Asia | May 13, 2017

How one small city is mapping its future to the 2030 global goals

The team at


Cauayan City in the Philippines wants to be a poster child for the Sustainable Development Goals.

The city of 130,000, about 250 miles north of Manila, has laid out plans for education, healthcare, environmental restoration and sustainable infrastructure aligned with the 17 SDGs.

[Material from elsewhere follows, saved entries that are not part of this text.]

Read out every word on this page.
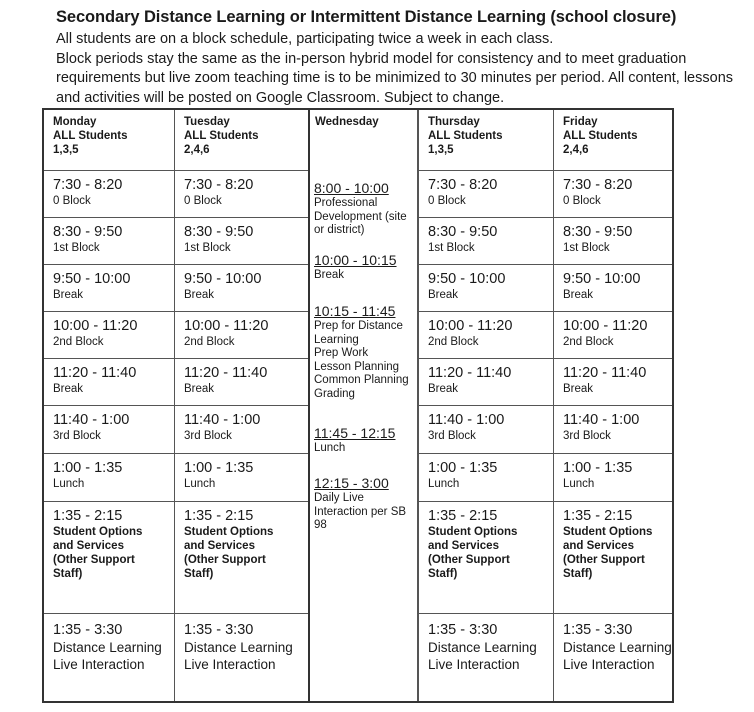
Secondary Distance Learning or Intermittent Distance Learning (school closure)

All students are on a block schedule, participating twice a week in each class.

Block periods stay the same as the in-person hybrid model for consistency and to meet graduation requirements but live zoom teaching time is to be minimized to 30 minutes per period. All content, lessons and activities will be posted on Google Classroom. Subject to change.

Monday
ALL Students
1,3,5
7:30 - 8:20
0 Block
8:30 - 9:50
1st Block
9:50 - 10:00
Break
10:00 - 11:20
2nd Block
11:20 - 11:40
Break
11:40 - 1:00
3rd Block
1:00 - 1:35
Lunch
1:35 - 2:15
Student Options
and Services
(Other Support
Staff)
1:35 - 3:30
Distance Learning
Live Interaction
Tuesday
ALL Students
2,4,6
7:30 - 8:20
0 Block
8:30 - 9:50
1st Block
9:50 - 10:00
Break
10:00 - 11:20
2nd Block
11:20 - 11:40
Break
11:40 - 1:00
3rd Block
1:00 - 1:35
Lunch
1:35 - 2:15
Student Options
and Services
(Other Support
Staff)
1:35 - 3:30
Distance Learning
Live Interaction
Wednesday
8:00 - 10:00
Professional
Development (site
or district)
10:00 - 10:15
Break
10:15 - 11:45
Prep for Distance
Learning
Prep Work
Lesson Planning
Common Planning
Grading
11:45 - 12:15
Lunch
12:15 - 3:00
Daily Live
Interaction per SB
98
Thursday
ALL Students
1,3,5
7:30 - 8:20
0 Block
8:30 - 9:50
1st Block
9:50 - 10:00
Break
10:00 - 11:20
2nd Block
11:20 - 11:40
Break
11:40 - 1:00
3rd Block
1:00 - 1:35
Lunch
1:35 - 2:15
Student Options
and Services
(Other Support
Staff)
1:35 - 3:30
Distance Learning
Live Interaction
Friday
ALL Students
2,4,6
7:30 - 8:20
0 Block
8:30 - 9:50
1st Block
9:50 - 10:00
Break
10:00 - 11:20
2nd Block
11:20 - 11:40
Break
11:40 - 1:00
3rd Block
1:00 - 1:35
Lunch
1:35 - 2:15
Student Options
and Services
(Other Support
Staff)
1:35 - 3:30
Distance Learning
Live Interaction
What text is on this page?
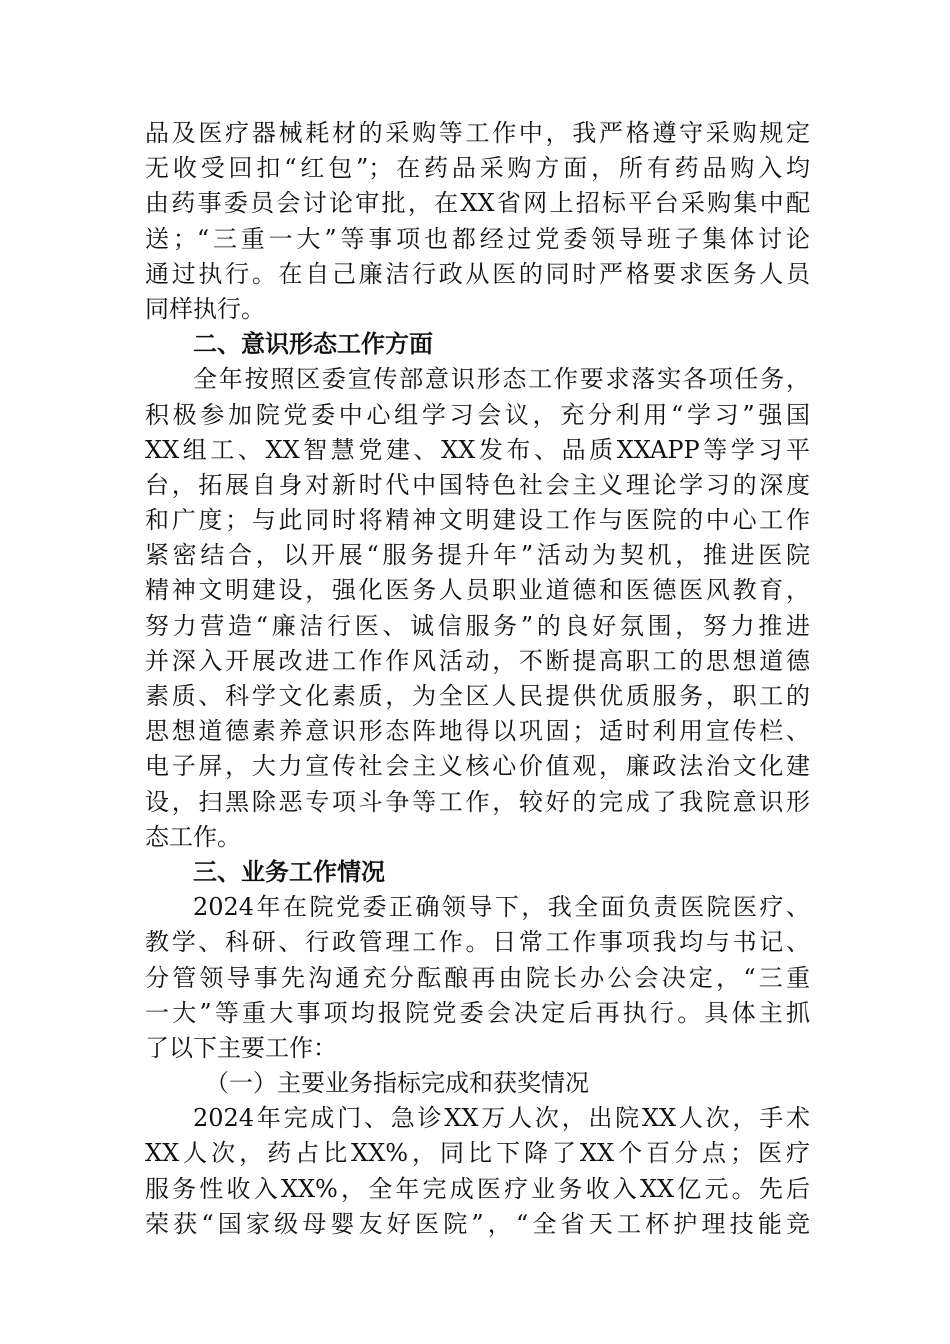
品及医疗器械耗材的采购等工作中，我严格遵守采购规定
无收受回扣“红包”；在药品采购方面，所有药品购入均
由药事委员会讨论审批，在XX省网上招标平台采购集中配
送；“三重一大”等事项也都经过党委领导班子集体讨论
通过执行。在自己廉洁行政从医的同时严格要求医务人员
同样执行。
二、意识形态工作方面
全年按照区委宣传部意识形态工作要求落实各项任务，
积极参加院党委中心组学习会议，充分利用“学习”强国
XX组工、XX智慧党建、XX发布、品质XXAPP等学习平
台，拓展自身对新时代中国特色社会主义理论学习的深度
和广度；与此同时将精神文明建设工作与医院的中心工作
紧密结合，以开展“服务提升年”活动为契机，推进医院
精神文明建设，强化医务人员职业道德和医德医风教育，
努力营造“廉洁行医、诚信服务”的良好氛围，努力推进
并深入开展改进工作作风活动，不断提高职工的思想道德
素质、科学文化素质，为全区人民提供优质服务，职工的
思想道德素养意识形态阵地得以巩固；适时利用宣传栏、
电子屏，大力宣传社会主义核心价值观，廉政法治文化建
设，扫黑除恶专项斗争等工作，较好的完成了我院意识形
态工作。
三、业务工作情况
2024年在院党委正确领导下，我全面负责医院医疗、
教学、科研、行政管理工作。日常工作事项我均与书记、
分管领导事先沟通充分酝酿再由院长办公会决定，“三重
一大”等重大事项均报院党委会决定后再执行。具体主抓
了以下主要工作：
（一）主要业务指标完成和获奖情况
2024年完成门、急诊XX万人次，出院XX人次，手术
XX人次，药占比XX%，同比下降了XX个百分点；医疗
服务性收入XX%，全年完成医疗业务收入XX亿元。先后
荣获“国家级母婴友好医院”，“全省天工杯护理技能竞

“We extended free access to medical, dental and oral care, maternal, child and environmental health, core shelters, feeding programs, livelihood, educational and financial assistance,” said the city’s mayor, Bernard Faustino Dy.

Cauayan City launched a “Smarter City Project” in partnership with the local university and businesses, which includes “e-tricycles with solar roofs.” Cauayan City, which calls itself the “First Fiber City in the Philippines,” offers free public wi-fi city-wide, and is connecting clinics for rural healthcare delivery.

Schools distribute school bags and supplies in all villages and new day-care centers are being built. City Hall ran an 18-day awareness campaign against violence against women and is promoting income-generating and livelihood programs for women.

The city’s name is an indigenous word for one of its longest-standing resources: bamboo, a robust and environmentally sustainable crop; Cauayan is capitalizing on it to boost local, sustainable agriculture and local trades.

“Countries all over the world are encouraged to adopt this set of goals as part of their respective development agenda,” Dy said. “That is precisely the reason Cauayan City took the lead and actively initiated the implementation of these goals in the local level.”